THE EARLY Nineties must have been a pretty depressing time if you were a designer or an engineer working at Ford Europe.

This was the era of truly gruesome cars like the Mark V Escort, the arthritic Sierra and the Mark III Fiesta.

Actually, the Fiesta wasn’t that bad – it had ditched the old Fiesta’s live axle for a semi-independent torsion beam set up which livened up the handling – but Ford’s policy of playing-it-safe gave it all the visual appeal of a pair of tartan trousers.

Ford’s UK sales had held up thanks to a massive marketing spend and fleet sales but private buyers, influenced by largely negative reporting in the motoring press, were waking up to the attractions of other marques. Something had to be done.

And behind the scenes something was being done.

Welshman Richard Parry-Jones joined Ford product development in 1969 as an undergraduate trainee and quickly rose through the ranks. Working with ex-racing driver Jackie Stewart, he pioneered what became known as the 50-meter test.

Instead of thrashing cars at top speed, engineers were encourage to drive them slowly for 50 metres. The low speeds meant they could sense small changes in suspension and steering behaviour that were impossible to spot on a high-speed track. When he became head of European car development in 1985 Parry-Jones insisted every new model should impart a feeling of being fun to drive in those first few metres. The Fiesta had been the first model to bear his stamp.

But what could be done to sharpen up Ford’s dreary image?

President Jac Nasser and small/medium vehicle design director Claude Lobo threw down a design challenge: take the Fiesta chassis and come up with something more daring.

Within 72 hours more than 50 free-hand sketches arrived – clearly there was untapped potential for a small coupe, a kind of European son-of-Capri.

The car that would become the Puma was designed from scratch in a mere four months. The sketches were pinned to a wall and Nasser just picked the one he liked. Puma was the first Ford to be crafted entirely on a computer using a software package called Paintbox. Although Ford made a virtue of this at the time, there were entirely prosaic reasons for using Paintbox: the studio was full of other clay studies and there was no more room for a full-size coupe concept, even a small one.

Ford tested the water at the Geneva Motor Show in 1996. The Lynx concept was an early Puma with some big wheels and a roof chop. The response was overwhelmingly positive so the project was given the production go-ahead with a launch pencilled in for the following year.

Ian Callum (now head of design at Jaguar, then at the TWR consultancy) did the first Puma model before it was returned to Ford for final feasibility work.

Strangely, the team faced more resistance to its interior plans. Ford bosses said the aluminium gear knob would be ‘too cold in winter and too hot in summer’. The designers won that one but plans for dark blue roof trim (to give the feeling of sitting in a crash helmet) and a metal instrument panel were vetoed. Items from the Fiesta were used instead.
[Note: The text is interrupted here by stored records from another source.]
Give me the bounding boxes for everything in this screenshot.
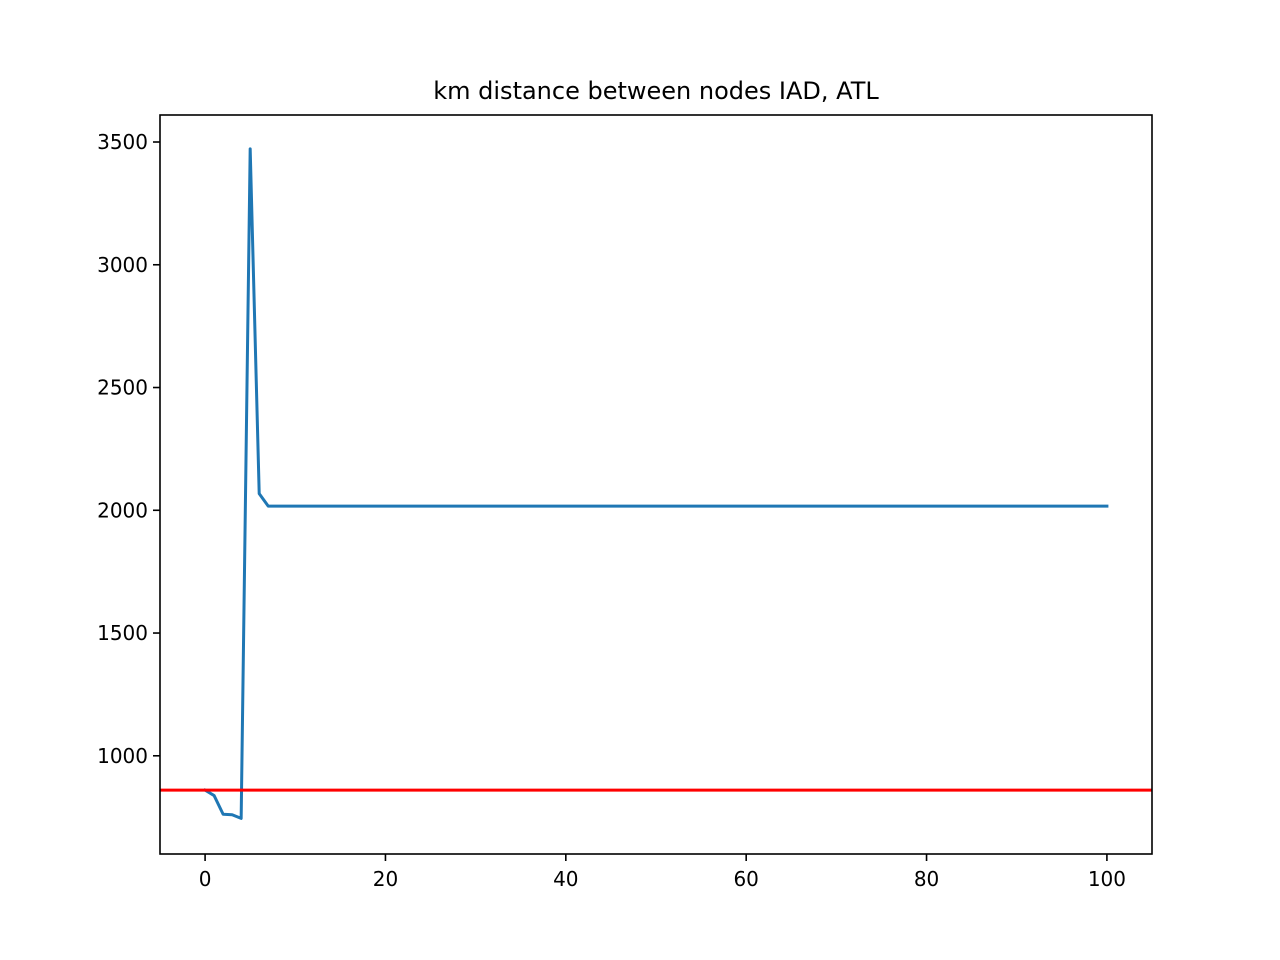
x-tick-label: 20 (373, 867, 398, 891)
y-axis-ticks: 1000 1500 2000 2500 3000 3500 (97, 130, 160, 768)
x-tick-label: 100 (1088, 867, 1126, 891)
plot-frame (159, 114, 1153, 855)
chart-title: km distance between nodes IAD, ATL (433, 77, 879, 105)
y-tick-label: 2000 (97, 498, 148, 522)
plot-area (160, 147, 1152, 820)
x-tick-label: 60 (733, 867, 758, 891)
x-axis-ticks: 0 20 40 60 80 100 (199, 854, 1126, 891)
series-line (203, 147, 1109, 820)
x-tick-label: 0 (199, 867, 212, 891)
y-tick-label: 1000 (97, 744, 148, 768)
y-tick-label: 2500 (97, 376, 148, 400)
y-tick-label: 3500 (97, 130, 148, 154)
x-tick-label: 80 (914, 867, 939, 891)
x-tick-label: 40 (553, 867, 578, 891)
y-tick-label: 1500 (97, 621, 148, 645)
y-tick-label: 3000 (97, 253, 148, 277)
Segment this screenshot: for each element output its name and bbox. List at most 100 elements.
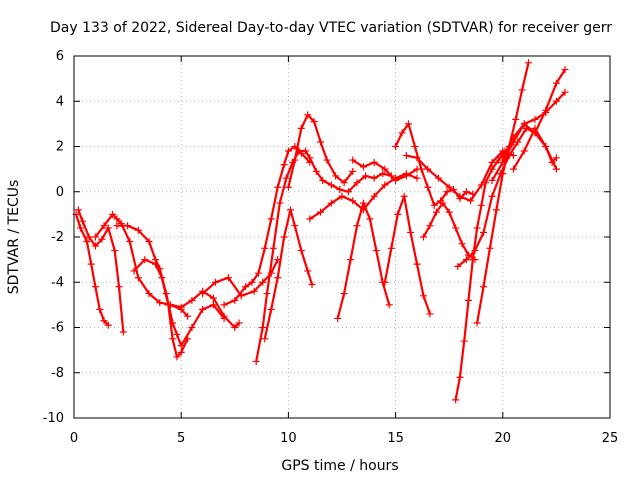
data-point xyxy=(552,97,560,105)
data-point xyxy=(242,283,250,291)
data-point xyxy=(184,335,192,343)
data-point xyxy=(199,305,207,313)
data-point xyxy=(552,154,560,162)
data-point xyxy=(381,278,389,286)
data-point xyxy=(454,262,462,270)
data-point xyxy=(419,292,427,300)
y-tick-label: -6 xyxy=(51,321,64,336)
data-point xyxy=(398,129,406,137)
data-point xyxy=(473,224,481,232)
data-point xyxy=(531,115,539,123)
data-point xyxy=(432,208,440,216)
data-point xyxy=(130,267,138,275)
data-point xyxy=(327,181,335,189)
data-point xyxy=(267,215,275,223)
data-point xyxy=(413,260,421,268)
data-point xyxy=(347,256,355,264)
data-point xyxy=(460,337,468,345)
data-point xyxy=(224,274,232,282)
y-tick-label: 0 xyxy=(56,185,64,200)
x-tick-label: 20 xyxy=(495,431,512,446)
data-point xyxy=(317,138,325,146)
data-point xyxy=(280,161,288,169)
data-point xyxy=(413,174,421,182)
data-point xyxy=(531,124,539,132)
data-point xyxy=(141,256,149,264)
series-line xyxy=(255,149,392,362)
data-point xyxy=(353,179,361,187)
data-point xyxy=(480,228,488,236)
data-point xyxy=(177,348,185,356)
data-point xyxy=(359,199,367,207)
x-tick-label: 0 xyxy=(70,431,78,446)
data-point xyxy=(370,174,378,182)
data-point xyxy=(340,179,348,187)
data-point xyxy=(212,278,220,286)
data-point xyxy=(113,222,121,230)
data-point xyxy=(220,301,228,309)
y-tick-label: 4 xyxy=(56,94,64,109)
data-point xyxy=(284,183,292,191)
data-point xyxy=(119,328,127,336)
data-point xyxy=(209,294,217,302)
series-line xyxy=(383,195,431,315)
data-point xyxy=(353,222,361,230)
data-point xyxy=(430,201,438,209)
x-axis-label: GPS time / hours xyxy=(281,458,398,474)
data-point xyxy=(492,206,500,214)
data-point xyxy=(542,143,550,150)
data-point xyxy=(91,242,99,250)
data-point xyxy=(385,301,393,309)
data-point xyxy=(486,244,494,252)
data-point xyxy=(469,256,477,264)
data-point xyxy=(407,228,415,236)
data-point xyxy=(379,170,387,178)
data-point xyxy=(188,324,196,331)
data-point xyxy=(100,222,108,230)
data-point xyxy=(413,154,421,162)
y-tick-label: 6 xyxy=(56,49,64,64)
data-point xyxy=(79,217,87,225)
data-point xyxy=(488,165,496,173)
grid-lines xyxy=(74,56,610,418)
data-point xyxy=(518,86,526,94)
data-point xyxy=(274,274,282,282)
data-point xyxy=(261,244,269,252)
data-point xyxy=(145,290,153,298)
data-point xyxy=(173,353,181,361)
data-point xyxy=(366,215,374,223)
data-point xyxy=(370,192,378,200)
data-point xyxy=(456,373,464,381)
series-line xyxy=(512,127,558,170)
data-point xyxy=(372,247,380,255)
data-point xyxy=(419,233,427,241)
data-point xyxy=(477,201,485,209)
data-point xyxy=(334,314,342,322)
data-point xyxy=(231,324,239,331)
data-point xyxy=(304,111,312,119)
data-point xyxy=(231,296,239,304)
series-arc-21 xyxy=(473,59,533,327)
data-point xyxy=(340,290,348,298)
data-point xyxy=(344,188,352,196)
data-point xyxy=(308,281,316,289)
data-point xyxy=(362,172,370,180)
data-point xyxy=(336,185,344,193)
data-point xyxy=(424,165,432,173)
data-point xyxy=(76,224,84,232)
data-point xyxy=(267,305,275,313)
data-point xyxy=(323,156,331,164)
series-arc-14 xyxy=(349,156,421,184)
data-point xyxy=(109,210,117,218)
data-point xyxy=(552,165,560,173)
series-line xyxy=(287,113,354,188)
data-point xyxy=(477,181,485,189)
data-point xyxy=(552,79,560,87)
data-point xyxy=(462,256,470,264)
data-point xyxy=(349,197,357,205)
data-point xyxy=(381,181,389,189)
data-point xyxy=(126,238,134,246)
data-point xyxy=(235,319,243,327)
At launch the Puma used the ultimate celebrity endorsement: Steve McQueen. Ad agency Young and Rubicam carefully merged footage from Bullitt with new film of the Puma shot in San Francisco. A sequence of McQueen getting out of a taxi was cropped, flipped and pasted into the new footage to make it look as though the king of cool was exiting a Puma.

McQueen may have been ‘performing’ digitally but Ford still had to pay his family estate a fee not vastly different from that of a living Hollywood star. But Ford didn't mind.

The ad was a huge hit and, for a brief moment in time, so was the Puma. Sadly, time and tastes quickly moved on and today you can pick one up a secondhand Puma for less than £1,000. But mark my words, prices will soon start to go up - Ford's smallest coupe is a classic-in-waiting.

If you want one, now is the time to buy.